I am trying to loop through a large address data set(300,000+ lines) based on a common factor for each observation, ID2. This data set contains addresses from two different sources, and I am trying to find matches between them. To determine this match, I want to loop through each ID2 as a factor and search for a line from each of the two data sets (building and property data sets) Here is a picture of my desire output Picture of desired output Here is a sample code of what I have tried
PROPERTYNAME=c("Vista 1","Vista 1","Vista 1","Chesnut Street","Apple
Street","Apple Street")
CITY=c("Pittsburgh","Pittsburgh","Pittsburgh","Boston","New York","New
York")
STATE= c("PA","PA","PA","MA","NY","NY")
ID2=c(1,1,1,2,3,3)
IsBuild=c(1,0,0,0,1,1)
IsProp=c(0,1,1,1,0,0)
df=data.frame(PROPERTYNAME,CITY,STATE,ID2,IsBuild,IsProp)

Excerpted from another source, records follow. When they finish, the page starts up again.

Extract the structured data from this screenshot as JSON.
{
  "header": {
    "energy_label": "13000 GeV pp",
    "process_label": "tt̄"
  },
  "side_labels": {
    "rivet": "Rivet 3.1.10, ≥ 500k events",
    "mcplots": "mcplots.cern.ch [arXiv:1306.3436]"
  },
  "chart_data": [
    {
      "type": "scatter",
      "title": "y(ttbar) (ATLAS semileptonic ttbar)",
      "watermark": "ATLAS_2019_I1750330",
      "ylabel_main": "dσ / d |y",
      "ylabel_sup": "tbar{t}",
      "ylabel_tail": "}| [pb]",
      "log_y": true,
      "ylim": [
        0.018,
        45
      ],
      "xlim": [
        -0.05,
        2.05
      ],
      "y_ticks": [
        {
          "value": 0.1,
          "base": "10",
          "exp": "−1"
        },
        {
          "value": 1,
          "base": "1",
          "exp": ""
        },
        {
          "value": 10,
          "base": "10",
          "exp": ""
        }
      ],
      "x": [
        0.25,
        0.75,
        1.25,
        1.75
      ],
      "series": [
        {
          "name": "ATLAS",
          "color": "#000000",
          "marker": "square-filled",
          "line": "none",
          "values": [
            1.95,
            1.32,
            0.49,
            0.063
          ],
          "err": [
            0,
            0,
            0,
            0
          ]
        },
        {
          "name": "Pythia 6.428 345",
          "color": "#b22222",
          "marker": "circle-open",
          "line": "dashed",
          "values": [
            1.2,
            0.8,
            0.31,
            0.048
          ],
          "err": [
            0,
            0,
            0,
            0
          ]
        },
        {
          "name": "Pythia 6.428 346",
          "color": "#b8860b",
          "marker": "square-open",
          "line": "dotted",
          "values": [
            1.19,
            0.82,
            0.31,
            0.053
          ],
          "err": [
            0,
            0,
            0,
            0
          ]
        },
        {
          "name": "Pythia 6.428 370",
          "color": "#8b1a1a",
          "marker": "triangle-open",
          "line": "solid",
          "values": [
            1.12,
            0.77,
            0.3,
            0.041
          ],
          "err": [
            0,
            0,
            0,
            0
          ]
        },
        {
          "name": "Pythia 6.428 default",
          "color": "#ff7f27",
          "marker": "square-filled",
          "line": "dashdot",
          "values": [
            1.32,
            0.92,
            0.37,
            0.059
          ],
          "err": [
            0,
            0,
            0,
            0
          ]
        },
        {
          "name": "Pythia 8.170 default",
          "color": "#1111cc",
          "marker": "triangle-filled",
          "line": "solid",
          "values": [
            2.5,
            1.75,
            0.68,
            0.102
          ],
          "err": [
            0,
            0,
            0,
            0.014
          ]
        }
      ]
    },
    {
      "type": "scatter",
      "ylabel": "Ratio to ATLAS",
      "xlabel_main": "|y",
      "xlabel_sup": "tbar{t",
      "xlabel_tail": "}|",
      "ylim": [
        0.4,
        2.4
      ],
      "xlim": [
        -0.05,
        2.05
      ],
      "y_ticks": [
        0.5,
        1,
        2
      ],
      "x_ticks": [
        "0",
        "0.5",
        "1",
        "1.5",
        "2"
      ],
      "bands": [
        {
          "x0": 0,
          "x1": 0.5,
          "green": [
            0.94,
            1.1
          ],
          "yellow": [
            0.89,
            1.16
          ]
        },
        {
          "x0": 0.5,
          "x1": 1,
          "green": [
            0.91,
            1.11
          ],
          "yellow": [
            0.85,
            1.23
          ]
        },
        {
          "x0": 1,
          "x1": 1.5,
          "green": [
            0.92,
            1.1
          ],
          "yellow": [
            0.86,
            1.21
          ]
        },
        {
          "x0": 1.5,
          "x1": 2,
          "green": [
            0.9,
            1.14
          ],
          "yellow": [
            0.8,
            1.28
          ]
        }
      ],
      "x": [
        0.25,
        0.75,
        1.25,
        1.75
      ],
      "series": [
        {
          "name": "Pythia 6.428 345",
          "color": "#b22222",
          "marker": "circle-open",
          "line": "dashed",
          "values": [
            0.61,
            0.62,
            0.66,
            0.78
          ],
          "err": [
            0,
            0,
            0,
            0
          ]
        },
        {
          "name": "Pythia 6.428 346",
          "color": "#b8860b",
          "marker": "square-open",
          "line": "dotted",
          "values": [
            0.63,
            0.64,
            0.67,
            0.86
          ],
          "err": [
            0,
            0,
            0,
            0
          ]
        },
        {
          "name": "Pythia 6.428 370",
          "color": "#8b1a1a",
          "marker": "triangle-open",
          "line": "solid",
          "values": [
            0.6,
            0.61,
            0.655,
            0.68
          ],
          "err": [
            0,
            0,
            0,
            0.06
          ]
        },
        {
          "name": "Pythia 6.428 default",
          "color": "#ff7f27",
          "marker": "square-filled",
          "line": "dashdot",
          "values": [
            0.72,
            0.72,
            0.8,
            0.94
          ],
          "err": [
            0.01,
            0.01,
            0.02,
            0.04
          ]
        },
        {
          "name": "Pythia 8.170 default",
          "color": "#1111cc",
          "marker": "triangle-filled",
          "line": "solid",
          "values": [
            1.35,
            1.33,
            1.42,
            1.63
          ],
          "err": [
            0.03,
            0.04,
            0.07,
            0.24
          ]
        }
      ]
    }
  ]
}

for(i in levels(as.factor(df$ID2))){
for(row in 1:nrow(df)){
df$Any_Build[row][i]<-ifelse(as.numeric(df$IsBuild[row][i])==1)
df$Any_Prop[row][i]<-ifelse(as.numeric(df$IsProp[row][i])==1)
}
}
I've tried nested for loops but have had no luck and am struggling with the apply functions of r. I would appreciate any help. Thank you!